Eventually the acc.u.mulating reaction tells. There comes exhaustion running, it may be, into illness caused by depletion; occasionally ending in death, and often entailing chronic weakness. She becomes, perhaps for a time, perhaps permanently, incapable of carrying on household affairs; her other children suffer from the loss of maternal attention; and where the income is small, payments for nurse and doctor tell injuriously on the whole family. Instance, again, what not unfrequently happens with the father. Similarly prompted by a high sense of obligation, and misled by current moral theories into the notion that self-denial may rightly be carried to any extent, he daily continues his office work for long hours regardless of hot head and cold feet; and debars himself from social pleasures, for which he thinks he can afford neither time nor money. What comes of this entirely unegoistic course?

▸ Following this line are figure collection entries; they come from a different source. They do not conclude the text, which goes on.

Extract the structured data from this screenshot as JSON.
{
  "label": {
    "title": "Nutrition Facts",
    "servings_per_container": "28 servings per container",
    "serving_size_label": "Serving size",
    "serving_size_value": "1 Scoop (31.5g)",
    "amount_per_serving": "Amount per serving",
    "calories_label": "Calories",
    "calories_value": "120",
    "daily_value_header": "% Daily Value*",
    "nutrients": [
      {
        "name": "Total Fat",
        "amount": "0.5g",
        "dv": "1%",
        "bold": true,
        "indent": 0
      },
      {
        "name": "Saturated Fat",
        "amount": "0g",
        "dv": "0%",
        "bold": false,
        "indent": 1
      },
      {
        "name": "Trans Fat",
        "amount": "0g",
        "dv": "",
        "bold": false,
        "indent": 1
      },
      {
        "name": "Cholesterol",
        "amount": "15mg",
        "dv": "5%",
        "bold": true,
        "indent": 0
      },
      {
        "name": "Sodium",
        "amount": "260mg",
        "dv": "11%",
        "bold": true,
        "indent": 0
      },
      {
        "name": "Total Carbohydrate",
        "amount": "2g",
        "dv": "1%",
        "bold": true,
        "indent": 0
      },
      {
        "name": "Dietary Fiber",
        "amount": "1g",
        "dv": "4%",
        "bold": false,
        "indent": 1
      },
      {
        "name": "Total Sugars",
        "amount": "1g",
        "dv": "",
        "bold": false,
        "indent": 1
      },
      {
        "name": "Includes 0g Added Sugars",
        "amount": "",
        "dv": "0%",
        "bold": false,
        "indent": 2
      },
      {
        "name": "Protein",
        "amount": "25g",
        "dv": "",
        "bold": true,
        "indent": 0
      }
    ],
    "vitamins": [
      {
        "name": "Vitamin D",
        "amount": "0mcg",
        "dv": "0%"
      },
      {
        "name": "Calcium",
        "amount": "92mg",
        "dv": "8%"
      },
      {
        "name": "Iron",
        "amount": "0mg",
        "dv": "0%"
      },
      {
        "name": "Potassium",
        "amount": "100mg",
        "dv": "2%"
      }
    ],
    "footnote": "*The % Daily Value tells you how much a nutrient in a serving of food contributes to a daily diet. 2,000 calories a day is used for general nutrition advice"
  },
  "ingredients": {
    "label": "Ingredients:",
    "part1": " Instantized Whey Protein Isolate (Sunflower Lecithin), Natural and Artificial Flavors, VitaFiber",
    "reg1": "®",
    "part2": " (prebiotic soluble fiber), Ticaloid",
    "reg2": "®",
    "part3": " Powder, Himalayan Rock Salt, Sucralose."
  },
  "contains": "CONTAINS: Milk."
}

Eventually a sudden collapse, sleeplessness, inability to work. That rest which he would not give himself when his sensations prompted he has now to take in long measure. The extra earnings laid by for the benefit of his family are quickly swept away by costly journeys in aid of recovery and by the many expenses which illness entails. Instead of increased ability to do his duty by his offspring there comes now inability. Lifelong evils on them replace hoped-for goods. And so is it, too, with the social effects of inadequate egoism. All grades furnish examples of the mischiefs, positive and negative, inflicted on society by excessive neglect of self. Now the case is that of a labourer who, conscientiously continuing his work under a broiling sun, spite of violent protests from his feelings, dies of sunstroke; and leaves his family a burden to the parish. Now the case is that of a clerk whose eyes permanently fail from overstraining, or who, daily writing for hours after his fingers are painfully cramped, is attacked with 'scrivener's palsy,' and, unable to write at all, sinks with aged parents into poverty which friends are called on to mitigate.